Process Mining: introduction and discovery of processes

Process Mining: introduction and discovery of processes

Author : Thibault Perier (Data Scientist at Astrakhan) - Published date : June 29, 2021

In recent years, the field of Process Mining has emerged. Its techniques aim to translate data captured during the execution of the process into usable information.

What is Process Mining? What data should be used for Process Mining? What are the possible analyses in Process Mining tools? The article below will answer all these questions.

Definition of Process Mining

Modern information systems allow us to track, often in a very detailed way, the execution of processes (sequences of events) within companies. Let’s take, for example, baggage handling at airports, products and goods manufacturing processes, or processes related to service delivery, all of which generate valuable event data traces.

This data is usually stored in a company’s information system and describes the execution of the process in question.

In recent years, the field of Process Mining has emerged, at the border between Data Mining (extraction of models and knowledge from data) and Business Process Management (process analysis), and more generally between Data Science and Process Science.

Process mining techniques aim to translate data captured during process execution into usable information. Three main types of process mining analysis are identified: process discovery, compliance monitoring, and process improvement.

In process discovery, the goal is to identify and establish a process model, i.e., a formal behavioral description, that describes the process as captured by the event data.

In the context of compliance monitoring, we seek to assess how well the event data matches a given reference model.

Finally, in the context of process improvement, the main objective is to improve the process view, i.e., by improving process models based on facts derived from event data.

This article will focus on process discovery and its analysis.

Which data can be used for Process Mining?

To run Process Mining algorithms, you need to have in your possession event log data, detailing the different tasks performed in the studied process, preferably dated.

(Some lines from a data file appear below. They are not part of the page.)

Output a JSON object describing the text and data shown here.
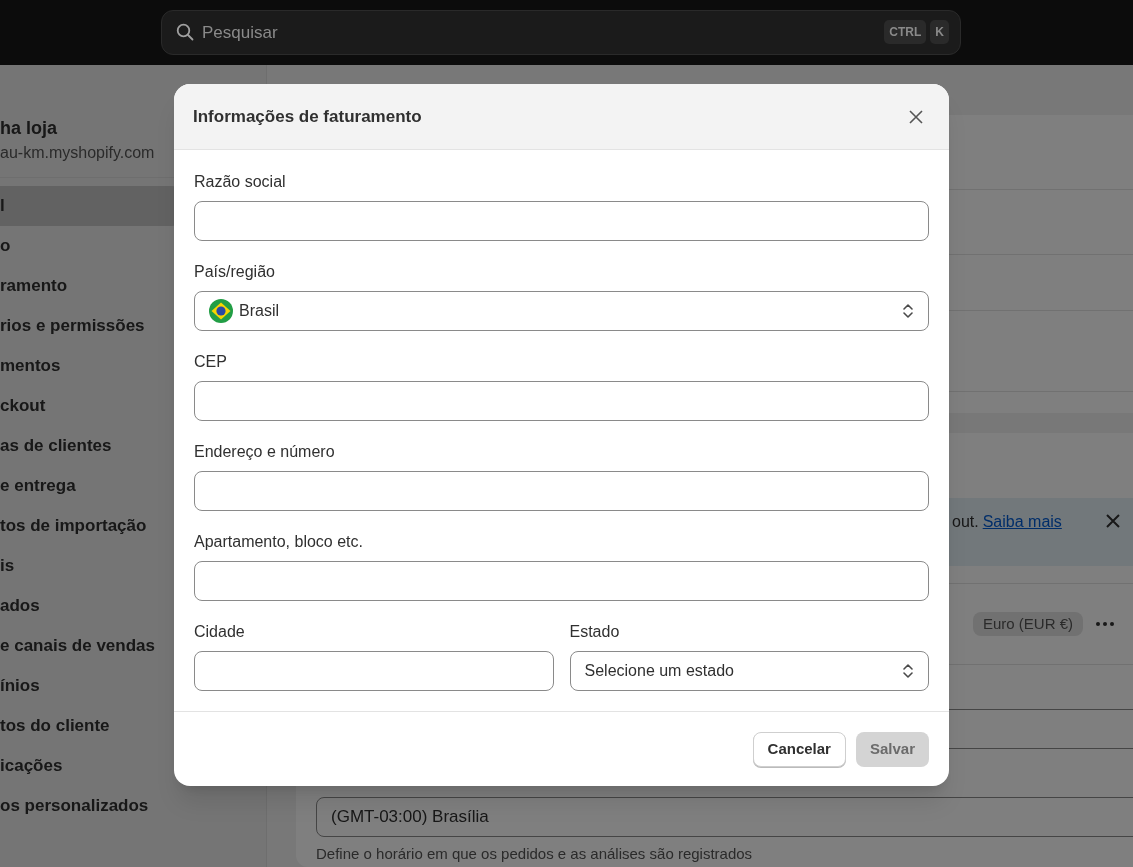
{
  "top_bar": {
    "search": {
      "placeholder": "Pesquisar"
    },
    "shortcut_keys": [
      "CTRL",
      "K"
    ]
  },
  "sidebar": {
    "store_name": "ha loja",
    "store_url": "au-km.myshopify.com",
    "items": [
      {
        "label": "l",
        "selected": true
      },
      {
        "label": "o",
        "selected": false
      },
      {
        "label": "ramento",
        "selected": false
      },
      {
        "label": "rios e permissões",
        "selected": false
      },
      {
        "label": "mentos",
        "selected": false
      },
      {
        "label": "ckout",
        "selected": false
      },
      {
        "label": "as de clientes",
        "selected": false
      },
      {
        "label": "e entrega",
        "selected": false
      },
      {
        "label": "tos de importação",
        "selected": false
      },
      {
        "label": "is",
        "selected": false
      },
      {
        "label": "ados",
        "selected": false
      },
      {
        "label": "e canais de vendas",
        "selected": false
      },
      {
        "label": "ínios",
        "selected": false
      },
      {
        "label": "tos do cliente",
        "selected": false
      },
      {
        "label": "icações",
        "selected": false
      },
      {
        "label": "os personalizados",
        "selected": false
      }
    ]
  },
  "background": {
    "banner": {
      "text": "out.",
      "link": "Saiba mais"
    },
    "currency_badge": "Euro (EUR €)",
    "timezone": {
      "value": "(GMT-03:00) Brasília",
      "help": "Define o horário em que os pedidos e as análises são registrados"
    }
  },
  "dialog": {
    "title": "Informações de faturamento",
    "rows": [
      [
        {
          "kind": "text",
          "label": "Razão social"
        }
      ],
      [
        {
          "kind": "select",
          "label": "País/região",
          "value": "Brasil",
          "flag": true
        }
      ],
      [
        {
          "kind": "text",
          "label": "CEP"
        }
      ],
      [
        {
          "kind": "text",
          "label": "Endereço e número"
        }
      ],
      [
        {
          "kind": "text",
          "label": "Apartamento, bloco etc."
        }
      ],
      [
        {
          "kind": "text",
          "label": "Cidade"
        },
        {
          "kind": "select",
          "label": "Estado",
          "value": "Selecione um estado"
        }
      ]
    ],
    "buttons": [
      {
        "label": "Cancelar",
        "primary": false,
        "disabled": false
      },
      {
        "label": "Salvar",
        "primary": true,
        "disabled": true
      }
    ]
  }
}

The data format mainly used is the XES (eXtensible Event Stream) format, derived from the XML format.

It is possible to start from CSV files if they contain the following variables:

Trace: the identifier of the sequence/collection of events (example: 1 for the creation of the first product)

Activity: the name or identifier of the event/task performed (example: assembly of two parts of a product)

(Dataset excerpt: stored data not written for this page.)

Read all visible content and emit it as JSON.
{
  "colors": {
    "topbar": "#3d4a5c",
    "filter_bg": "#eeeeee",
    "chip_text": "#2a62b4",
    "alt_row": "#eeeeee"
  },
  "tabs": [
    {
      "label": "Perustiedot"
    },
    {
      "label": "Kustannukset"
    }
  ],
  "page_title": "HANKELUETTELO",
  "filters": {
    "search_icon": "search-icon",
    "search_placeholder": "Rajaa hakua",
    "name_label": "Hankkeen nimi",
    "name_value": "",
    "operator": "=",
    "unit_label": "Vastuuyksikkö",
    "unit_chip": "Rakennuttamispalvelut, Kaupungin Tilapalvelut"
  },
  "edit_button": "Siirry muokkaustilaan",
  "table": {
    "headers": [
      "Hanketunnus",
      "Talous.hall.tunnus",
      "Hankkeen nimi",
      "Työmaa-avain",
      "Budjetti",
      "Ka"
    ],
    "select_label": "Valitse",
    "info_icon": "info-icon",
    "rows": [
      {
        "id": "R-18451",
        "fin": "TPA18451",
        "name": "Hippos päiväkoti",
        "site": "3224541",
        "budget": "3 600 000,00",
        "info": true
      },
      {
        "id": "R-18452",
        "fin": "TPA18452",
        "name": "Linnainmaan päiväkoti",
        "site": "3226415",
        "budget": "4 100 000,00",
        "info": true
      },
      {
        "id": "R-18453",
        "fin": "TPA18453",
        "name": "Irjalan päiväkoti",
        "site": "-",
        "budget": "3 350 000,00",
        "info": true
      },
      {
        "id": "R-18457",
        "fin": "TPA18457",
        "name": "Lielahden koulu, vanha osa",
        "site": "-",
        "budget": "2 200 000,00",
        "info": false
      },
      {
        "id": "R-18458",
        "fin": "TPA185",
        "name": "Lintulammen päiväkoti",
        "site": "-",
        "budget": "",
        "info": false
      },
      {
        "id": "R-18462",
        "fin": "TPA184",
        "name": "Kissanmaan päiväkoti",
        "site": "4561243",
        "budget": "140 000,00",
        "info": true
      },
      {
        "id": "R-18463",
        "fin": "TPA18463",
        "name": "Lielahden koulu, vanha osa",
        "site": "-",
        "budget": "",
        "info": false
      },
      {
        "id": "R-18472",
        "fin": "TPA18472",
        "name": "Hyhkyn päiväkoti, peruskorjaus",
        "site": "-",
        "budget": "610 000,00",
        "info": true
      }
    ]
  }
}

Activity status: “started”, “completed”, etc.

Timestamp: the date and time at which the activity was performed

Resource: the resource that performed the activity (can be a person, a robot…)

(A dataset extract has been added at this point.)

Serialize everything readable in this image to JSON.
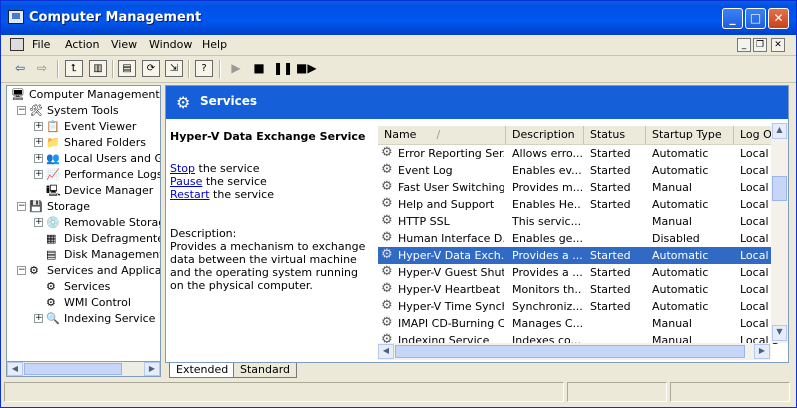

A wide variety of algorithms and visualizations

In open-source process mining tools, a wide range of operations are available, from simple descriptions and statistics on the different variables of the log to visualizations of the different processes using complex algorithms.

Petri Net: phone repair process

One of the most used analyses in Process Mining is the Petri net, allowing to model a process and to determine the different events (activities) and the transitions between them. Just to give a quick overview: events are indicated by bubbles, and transitions by arrows between these bubbles.

For this standard processing, several algorithms are allowing to obtain different visualizations of this network. The result of the associated algorithms can be modified according to their parameters, implying a certain complexity for neophytes, even if the default parameters already allow to obtain satisfactory results. It is for example possible to ignore a certain percentage of the data to obtain a potentially simpler and more easily readable model, or to distinguish or not two same activities with different states.

A particularity of process discovery in Process Mining is the creation of automated animations, which is an innovation compared to the more classical visualizations usually found in Data Science such as static graphs (histograms, curves…). The demo animation below shows an image of a Petri net animation, in which each token (in yellow) corresponds to the path of a process in chronological order, taking into account the time and date at which each activity was performed.

Screenshot of an animation

Process Mining, a little-known field

If Process Mining can be considered as a subset of Data Science, it is nonetheless very specific. Indeed, because of the data it uses, namely event logs containing several variables necessary to its application, as well as its visualizations, it can be considered as a niche in the field of data analysis.

The process discovery in Process Mining allows to automatically create business process models from the data generated by the resources during the execution of the different tasks. These analyses constitute a strong added value, allowing a good understanding of the processes in the company.